Based on the passage that teaches the halakha of Pesah sheni (Bamidbar 9:10-11), the replacement sacrifice brought by an individual who could not bring the korban Pesah at the proper time because he was tameh (ritually defiled), the Sages learn that such a rule applies only to an individual. If the entire Jewish community had become tameh, then the korban Pesah would be sacrificed and eaten at its normal time, even though they were all ritually defiled.
The Mishna (76b) teaches that there are other sacrifices that, like the korban Pesah, would be brought at their appropriate times if the entire community was tameh; however they differ from the korban Pesah in that they would not be eaten. These sacrifices include:
Korban ha-omer, which is brought on the second day of Pesah. After that date the new grain is permitted.
Shtei ha-lehem, which is brought on Shavu’ot (Vayikra 23:17). After that date the new grain can be used in the Temple service.
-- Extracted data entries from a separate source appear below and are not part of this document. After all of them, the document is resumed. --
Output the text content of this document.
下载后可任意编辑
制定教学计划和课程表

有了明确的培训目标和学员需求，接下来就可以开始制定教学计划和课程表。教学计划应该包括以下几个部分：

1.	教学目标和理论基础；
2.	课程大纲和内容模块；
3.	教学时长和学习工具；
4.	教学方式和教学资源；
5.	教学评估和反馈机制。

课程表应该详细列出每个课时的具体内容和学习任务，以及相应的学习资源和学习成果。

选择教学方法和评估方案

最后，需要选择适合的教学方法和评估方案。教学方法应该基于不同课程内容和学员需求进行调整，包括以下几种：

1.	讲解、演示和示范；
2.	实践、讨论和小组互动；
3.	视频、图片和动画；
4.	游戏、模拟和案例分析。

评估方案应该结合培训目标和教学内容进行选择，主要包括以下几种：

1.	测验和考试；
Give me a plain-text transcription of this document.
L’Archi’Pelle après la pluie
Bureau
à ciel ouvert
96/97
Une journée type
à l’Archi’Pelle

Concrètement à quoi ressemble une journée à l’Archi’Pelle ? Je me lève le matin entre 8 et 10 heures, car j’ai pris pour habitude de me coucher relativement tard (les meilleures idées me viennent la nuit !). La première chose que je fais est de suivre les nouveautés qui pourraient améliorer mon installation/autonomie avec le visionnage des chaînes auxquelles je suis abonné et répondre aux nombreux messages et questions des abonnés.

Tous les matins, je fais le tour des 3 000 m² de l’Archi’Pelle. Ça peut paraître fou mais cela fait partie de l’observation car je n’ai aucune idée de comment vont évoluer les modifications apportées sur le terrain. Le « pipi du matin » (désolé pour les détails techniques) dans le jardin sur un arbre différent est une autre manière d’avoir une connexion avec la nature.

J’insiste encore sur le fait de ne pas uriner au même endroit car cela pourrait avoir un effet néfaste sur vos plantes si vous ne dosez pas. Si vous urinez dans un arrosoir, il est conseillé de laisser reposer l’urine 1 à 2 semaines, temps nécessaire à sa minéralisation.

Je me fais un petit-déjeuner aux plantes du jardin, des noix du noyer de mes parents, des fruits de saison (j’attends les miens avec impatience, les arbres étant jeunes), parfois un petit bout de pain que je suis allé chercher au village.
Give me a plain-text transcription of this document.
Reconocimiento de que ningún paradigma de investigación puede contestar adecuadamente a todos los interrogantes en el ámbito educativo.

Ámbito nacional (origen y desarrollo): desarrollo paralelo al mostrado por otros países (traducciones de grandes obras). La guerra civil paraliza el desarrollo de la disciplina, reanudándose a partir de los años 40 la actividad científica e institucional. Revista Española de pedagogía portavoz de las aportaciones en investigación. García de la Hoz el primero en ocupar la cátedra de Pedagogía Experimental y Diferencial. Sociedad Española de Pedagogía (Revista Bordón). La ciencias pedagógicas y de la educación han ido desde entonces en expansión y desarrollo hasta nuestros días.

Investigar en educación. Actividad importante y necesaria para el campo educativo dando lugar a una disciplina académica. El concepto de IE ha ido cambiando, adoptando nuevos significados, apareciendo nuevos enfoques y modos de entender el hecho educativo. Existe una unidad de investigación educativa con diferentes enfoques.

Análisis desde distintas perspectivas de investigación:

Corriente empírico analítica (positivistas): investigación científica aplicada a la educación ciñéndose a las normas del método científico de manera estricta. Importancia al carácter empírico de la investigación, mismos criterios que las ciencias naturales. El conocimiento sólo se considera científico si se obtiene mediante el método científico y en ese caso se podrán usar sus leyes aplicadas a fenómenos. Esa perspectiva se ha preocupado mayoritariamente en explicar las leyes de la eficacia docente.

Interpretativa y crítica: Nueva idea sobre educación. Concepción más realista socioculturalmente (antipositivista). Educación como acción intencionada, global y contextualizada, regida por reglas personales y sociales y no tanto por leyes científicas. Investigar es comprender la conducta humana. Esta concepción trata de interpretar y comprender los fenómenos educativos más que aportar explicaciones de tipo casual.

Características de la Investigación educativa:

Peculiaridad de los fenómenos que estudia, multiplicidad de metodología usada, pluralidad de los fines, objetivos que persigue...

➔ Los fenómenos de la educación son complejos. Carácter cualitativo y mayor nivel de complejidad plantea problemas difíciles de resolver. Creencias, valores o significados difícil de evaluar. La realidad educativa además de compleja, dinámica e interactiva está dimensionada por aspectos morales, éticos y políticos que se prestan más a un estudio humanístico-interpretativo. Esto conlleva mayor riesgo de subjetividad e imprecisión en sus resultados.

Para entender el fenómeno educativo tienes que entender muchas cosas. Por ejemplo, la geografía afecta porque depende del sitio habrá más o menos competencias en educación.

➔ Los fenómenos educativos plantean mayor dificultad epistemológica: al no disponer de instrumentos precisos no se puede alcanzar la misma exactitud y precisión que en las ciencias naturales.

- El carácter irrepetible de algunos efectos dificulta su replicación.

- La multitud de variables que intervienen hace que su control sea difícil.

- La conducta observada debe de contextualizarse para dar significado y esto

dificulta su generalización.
Lehem ha-panim, which are placed on the shulhan in the Temple every Shabbat (Vayikra 24:5-9).
Zivhei shalmei tzibbur, which are brought with the Shtei ha-lehem on Shavu’ot (Vayikra 23:19).
Se’irei Roshei Hodashim, which are brought as a sin-offering on the New Moon (Bamidbar 28:15).
The Gemara on our daf discusses the source for these rules: the word mo’ed – a specific time – a term that the Torah uses with regard to each one of these sacrifices. The Gemara points out that we cannot learn these rules from one another because each one has its own tzad hamur – a perspective from which it is more stringent than the others. For example, the Gemara says that the korban ha-omer and the shtei ha-lehem come le-hatir – to permit – as opposed to the public offerings that come le-khaper – to atone.
Here we see the Gemara balancing between two values. Certainly the power that a sacrifice has to offer atonement would seem to make it a uniquely dominant korban. On the other hand, the force of a sacrifice to permit something that the Torah rules as dependent on it would seem to make it a power to be reckoned with. The Gemara thus shows that each of these has their own element of uniqueness which does not allow it to be learned from the other.
The korban Pesah is distinctive in that it is brought for the sole purpose of eating it, which allows it not only to be sacrificed when the community is tameh, but to be eaten, as well.